Stephen Boyd May 25, 2016, 10:46 p.m. UTC | #4
On 05/13, charanya@codeaurora.org wrote:
> Hi Stephen/Andy,
> 
> If both Tx and Rx are used simultaneously, restoring Rx interrupts in
> msm_complete_rx_dma could lead to RXSTALE interrupt being triggered,
> when
> the ISR execution for TXLEV interrupt is completed, since
> msm_port->imr is
> rewritten to UART_IMR in msm_uart_irq. Hence, we do not have to restore
> Rx interrupts since Rx is always in DMA mode once enabled.
> 

Ok, but what's the exact sequence of events that happens? I think
we unlock the spinlock in the dma completion handler and then the
txlev interrupt runs? At that point we may have more data to push
out and then rx stale handling runs and corrupts the fifo state?

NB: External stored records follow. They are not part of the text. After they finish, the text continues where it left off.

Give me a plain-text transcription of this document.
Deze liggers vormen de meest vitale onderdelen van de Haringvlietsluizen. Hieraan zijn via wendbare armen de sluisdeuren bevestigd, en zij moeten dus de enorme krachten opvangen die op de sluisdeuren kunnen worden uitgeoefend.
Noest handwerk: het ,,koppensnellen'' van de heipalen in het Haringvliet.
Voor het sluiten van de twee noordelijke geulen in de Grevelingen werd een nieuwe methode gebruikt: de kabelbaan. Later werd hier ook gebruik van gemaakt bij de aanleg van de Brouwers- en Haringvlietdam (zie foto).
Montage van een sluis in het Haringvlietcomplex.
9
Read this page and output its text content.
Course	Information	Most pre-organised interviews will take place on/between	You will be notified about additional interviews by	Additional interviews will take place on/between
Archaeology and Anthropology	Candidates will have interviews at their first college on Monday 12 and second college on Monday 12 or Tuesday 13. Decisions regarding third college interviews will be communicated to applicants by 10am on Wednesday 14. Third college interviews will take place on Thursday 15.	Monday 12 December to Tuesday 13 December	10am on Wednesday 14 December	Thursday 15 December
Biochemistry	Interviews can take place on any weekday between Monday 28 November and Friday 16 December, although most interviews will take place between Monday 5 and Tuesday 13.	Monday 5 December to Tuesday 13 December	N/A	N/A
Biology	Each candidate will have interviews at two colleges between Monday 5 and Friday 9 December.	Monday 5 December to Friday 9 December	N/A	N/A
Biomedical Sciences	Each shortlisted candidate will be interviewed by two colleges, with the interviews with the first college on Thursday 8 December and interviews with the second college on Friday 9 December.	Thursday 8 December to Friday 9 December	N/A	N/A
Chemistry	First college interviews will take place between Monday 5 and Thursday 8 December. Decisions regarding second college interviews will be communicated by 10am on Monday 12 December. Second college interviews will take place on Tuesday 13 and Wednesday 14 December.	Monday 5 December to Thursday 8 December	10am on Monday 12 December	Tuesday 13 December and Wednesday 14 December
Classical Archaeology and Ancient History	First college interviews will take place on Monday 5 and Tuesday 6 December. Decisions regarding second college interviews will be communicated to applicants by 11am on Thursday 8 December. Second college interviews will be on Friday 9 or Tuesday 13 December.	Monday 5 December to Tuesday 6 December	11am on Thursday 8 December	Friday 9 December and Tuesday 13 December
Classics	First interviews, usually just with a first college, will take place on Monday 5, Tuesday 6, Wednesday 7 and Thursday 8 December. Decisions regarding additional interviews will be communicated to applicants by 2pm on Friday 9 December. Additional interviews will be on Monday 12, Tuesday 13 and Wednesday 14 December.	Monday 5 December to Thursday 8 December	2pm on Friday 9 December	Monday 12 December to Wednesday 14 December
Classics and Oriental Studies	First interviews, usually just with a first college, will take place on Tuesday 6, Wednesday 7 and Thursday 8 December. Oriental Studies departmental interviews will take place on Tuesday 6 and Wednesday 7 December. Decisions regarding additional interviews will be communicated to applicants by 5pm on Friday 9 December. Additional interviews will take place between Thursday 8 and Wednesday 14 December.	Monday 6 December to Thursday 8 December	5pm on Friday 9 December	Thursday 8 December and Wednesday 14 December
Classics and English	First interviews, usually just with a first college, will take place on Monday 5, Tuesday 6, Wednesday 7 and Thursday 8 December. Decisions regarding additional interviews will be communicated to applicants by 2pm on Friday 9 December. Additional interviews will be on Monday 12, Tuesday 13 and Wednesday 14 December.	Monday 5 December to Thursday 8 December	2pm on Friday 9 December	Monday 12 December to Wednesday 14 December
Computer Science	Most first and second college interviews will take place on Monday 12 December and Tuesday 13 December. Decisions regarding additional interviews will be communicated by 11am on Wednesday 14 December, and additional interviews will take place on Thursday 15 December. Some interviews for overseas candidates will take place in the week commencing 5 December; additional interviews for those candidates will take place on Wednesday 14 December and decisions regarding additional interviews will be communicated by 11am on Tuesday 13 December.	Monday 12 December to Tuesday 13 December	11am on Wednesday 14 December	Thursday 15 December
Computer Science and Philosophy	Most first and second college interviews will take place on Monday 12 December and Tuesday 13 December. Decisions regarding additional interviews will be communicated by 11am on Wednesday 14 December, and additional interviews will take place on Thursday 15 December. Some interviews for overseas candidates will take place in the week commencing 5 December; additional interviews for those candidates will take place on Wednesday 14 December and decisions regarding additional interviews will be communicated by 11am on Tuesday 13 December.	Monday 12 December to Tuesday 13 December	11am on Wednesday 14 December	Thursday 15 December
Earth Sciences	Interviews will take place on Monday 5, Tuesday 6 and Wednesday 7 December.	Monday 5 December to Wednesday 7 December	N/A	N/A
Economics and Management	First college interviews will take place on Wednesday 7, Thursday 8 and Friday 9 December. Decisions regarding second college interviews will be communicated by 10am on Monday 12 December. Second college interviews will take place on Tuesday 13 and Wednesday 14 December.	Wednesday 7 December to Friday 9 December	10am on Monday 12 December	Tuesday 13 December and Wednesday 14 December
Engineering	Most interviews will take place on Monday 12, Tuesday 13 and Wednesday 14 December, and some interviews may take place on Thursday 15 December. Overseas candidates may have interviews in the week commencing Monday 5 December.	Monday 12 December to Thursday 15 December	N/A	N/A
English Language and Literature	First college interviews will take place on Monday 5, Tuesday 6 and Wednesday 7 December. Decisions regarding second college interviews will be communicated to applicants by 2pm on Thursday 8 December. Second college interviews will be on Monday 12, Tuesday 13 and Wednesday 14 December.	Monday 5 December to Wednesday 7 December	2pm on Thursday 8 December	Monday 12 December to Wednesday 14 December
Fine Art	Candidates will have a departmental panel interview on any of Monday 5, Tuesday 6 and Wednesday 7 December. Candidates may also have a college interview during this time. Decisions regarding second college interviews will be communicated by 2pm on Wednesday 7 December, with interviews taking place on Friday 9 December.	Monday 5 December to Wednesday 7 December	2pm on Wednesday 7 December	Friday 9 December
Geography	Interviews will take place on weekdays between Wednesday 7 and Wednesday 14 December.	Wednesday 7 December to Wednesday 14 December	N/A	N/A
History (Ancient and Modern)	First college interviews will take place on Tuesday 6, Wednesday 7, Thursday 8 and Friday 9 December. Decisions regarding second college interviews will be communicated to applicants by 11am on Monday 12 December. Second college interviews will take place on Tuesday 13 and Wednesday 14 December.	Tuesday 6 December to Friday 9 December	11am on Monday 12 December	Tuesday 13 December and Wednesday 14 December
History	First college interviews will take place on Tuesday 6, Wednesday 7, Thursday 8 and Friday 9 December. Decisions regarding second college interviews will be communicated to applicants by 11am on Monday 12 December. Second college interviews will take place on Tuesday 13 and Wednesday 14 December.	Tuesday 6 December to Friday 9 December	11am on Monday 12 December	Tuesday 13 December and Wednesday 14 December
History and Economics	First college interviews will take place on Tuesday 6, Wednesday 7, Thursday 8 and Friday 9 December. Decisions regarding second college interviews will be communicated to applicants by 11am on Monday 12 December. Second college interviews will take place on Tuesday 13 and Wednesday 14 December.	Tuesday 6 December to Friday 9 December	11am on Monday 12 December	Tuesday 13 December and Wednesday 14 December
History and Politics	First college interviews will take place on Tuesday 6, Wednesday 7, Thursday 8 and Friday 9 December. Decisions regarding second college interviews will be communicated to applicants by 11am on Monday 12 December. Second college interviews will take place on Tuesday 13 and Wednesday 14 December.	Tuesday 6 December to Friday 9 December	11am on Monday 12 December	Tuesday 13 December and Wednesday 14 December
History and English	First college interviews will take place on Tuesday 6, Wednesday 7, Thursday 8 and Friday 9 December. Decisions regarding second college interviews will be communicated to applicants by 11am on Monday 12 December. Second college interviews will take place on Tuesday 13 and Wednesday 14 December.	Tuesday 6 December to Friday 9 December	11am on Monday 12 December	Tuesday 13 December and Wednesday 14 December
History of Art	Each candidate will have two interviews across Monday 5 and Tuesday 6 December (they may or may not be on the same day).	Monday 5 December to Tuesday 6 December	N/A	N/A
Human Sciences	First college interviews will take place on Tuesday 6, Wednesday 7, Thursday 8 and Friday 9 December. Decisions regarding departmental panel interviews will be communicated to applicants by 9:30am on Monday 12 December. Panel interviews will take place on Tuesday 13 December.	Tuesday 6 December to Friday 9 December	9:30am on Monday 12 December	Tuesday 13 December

I was hoping for some sort of CPU sequence of events like:

 CPU0                   CPU1
 ----                   ----

 msm_start_rx_dma()
                       msm_complete_rx_dma()
		        spin_unlock_irqrestore(&port->lock)
 msm_uart_irq()
  msm_handle_rx_dm()
   <Read from FIFO and breaks>
                        
This patch seems correct, but the commit text isn't fully
describing the sequence of events that causes this to happen, so
it's taking a while to convince myself that this patch fixes
anything.
charanya@codeaurora.org June 2, 2016, 9:07 a.m. UTC | #5
On 2016-05-26 04:16, Stephen Boyd wrote:
> On 05/13, charanya@codeaurora.org wrote:
>> Hi Stephen/Andy,
>> 
>> If both Tx and Rx are used simultaneously, restoring Rx interrupts in
>> msm_complete_rx_dma could lead to RXSTALE interrupt being triggered,
>> when
>> the ISR execution for TXLEV interrupt is completed, since
>> msm_port->imr is
>> rewritten to UART_IMR in msm_uart_irq. Hence, we do not have to 
>> restore
>> Rx interrupts since Rx is always in DMA mode once enabled.
>> 
> 
> Ok, but what's the exact sequence of events that happens? I think
> we unlock the spinlock in the dma completion handler and then the
> txlev interrupt runs? At that point we may have more data to push
> out and then rx stale handling runs and corrupts the fifo state?
> 
> I was hoping for some sort of CPU sequence of events like:
> 
>  CPU0                   CPU1
>  ----                   ----
> 
>  msm_start_rx_dma()
>                        msm_complete_rx_dma()
> 		        spin_unlock_irqrestore(&port->lock)
>  msm_uart_irq()
>   msm_handle_rx_dm()
>    <Read from FIFO and breaks>
> 
> This patch seems correct, but the commit text isn't fully
> describing the sequence of events that causes this to happen, so
> it's taking a while to convince myself that this patch fixes
> anything.


The sequence of events is as mentioned. When the TXLEV interrupt occurs 
after the
spinlock is unlocked, the rx stale handling runs since the interrupts 
are restored
and hence it corrupts the fifo state.
Stephen Boyd June 2, 2016, 6:37 p.m. UTC | #6
On 06/02, charanya@codeaurora.org wrote:
> On 2016-05-26 04:16, Stephen Boyd wrote:
> >
> >Ok, but what's the exact sequence of events that happens? I think
> >we unlock the spinlock in the dma completion handler and then the
> >txlev interrupt runs? At that point we may have more data to push
> >out and then rx stale handling runs and corrupts the fifo state?
> >
> >I was hoping for some sort of CPU sequence of events like:
> >
> > CPU0                   CPU1
> > ----                   ----
> >
> > msm_start_rx_dma()
> >                       msm_complete_rx_dma()
> >		        spin_unlock_irqrestore(&port->lock)
> > msm_uart_irq()
> >  msm_handle_rx_dm()
> >   <Read from FIFO and breaks>
> >
> >This patch seems correct, but the commit text isn't fully
> >describing the sequence of events that causes this to happen, so
> >it's taking a while to convince myself that this patch fixes
> >anything.
> 
> 
> The sequence of events is as mentioned. When the TXLEV interrupt
> occurs after the
> spinlock is unlocked, the rx stale handling runs since the
> interrupts are restored
> and hence it corrupts the fifo state.

Ok, care to put such information into the commit text of the
patch and resend then please? It will help us later to recall
what the actual problem was.
diff mbox

Patch

diff --git a/drivers/tty/serial/msm_serial.c b/drivers/tty/serial/msm_serial.c
index 96d3ce8..6262b18 100644
--- a/drivers/tty/serial/msm_serial.c
+++ b/drivers/tty/serial/msm_serial.c
@@ -388,10 +388,6 @@  static void msm_complete_rx_dma(void *args)
 	val &= ~dma->enable_bit;
 	msm_write(port, val, UARTDM_DMEN);
 
-	/* Restore interrupts */
-	msm_port->imr |= UART_IMR_RXLEV | UART_IMR_RXSTALE;
-	msm_write(port, msm_port->imr, UART_IMR);
-
 	if (msm_read(port, UART_SR) & UART_SR_OVERRUN) {
 		port->icount.overrun++;
 		tty_insert_flip_char(tport, 0, TTY_OVERRUN);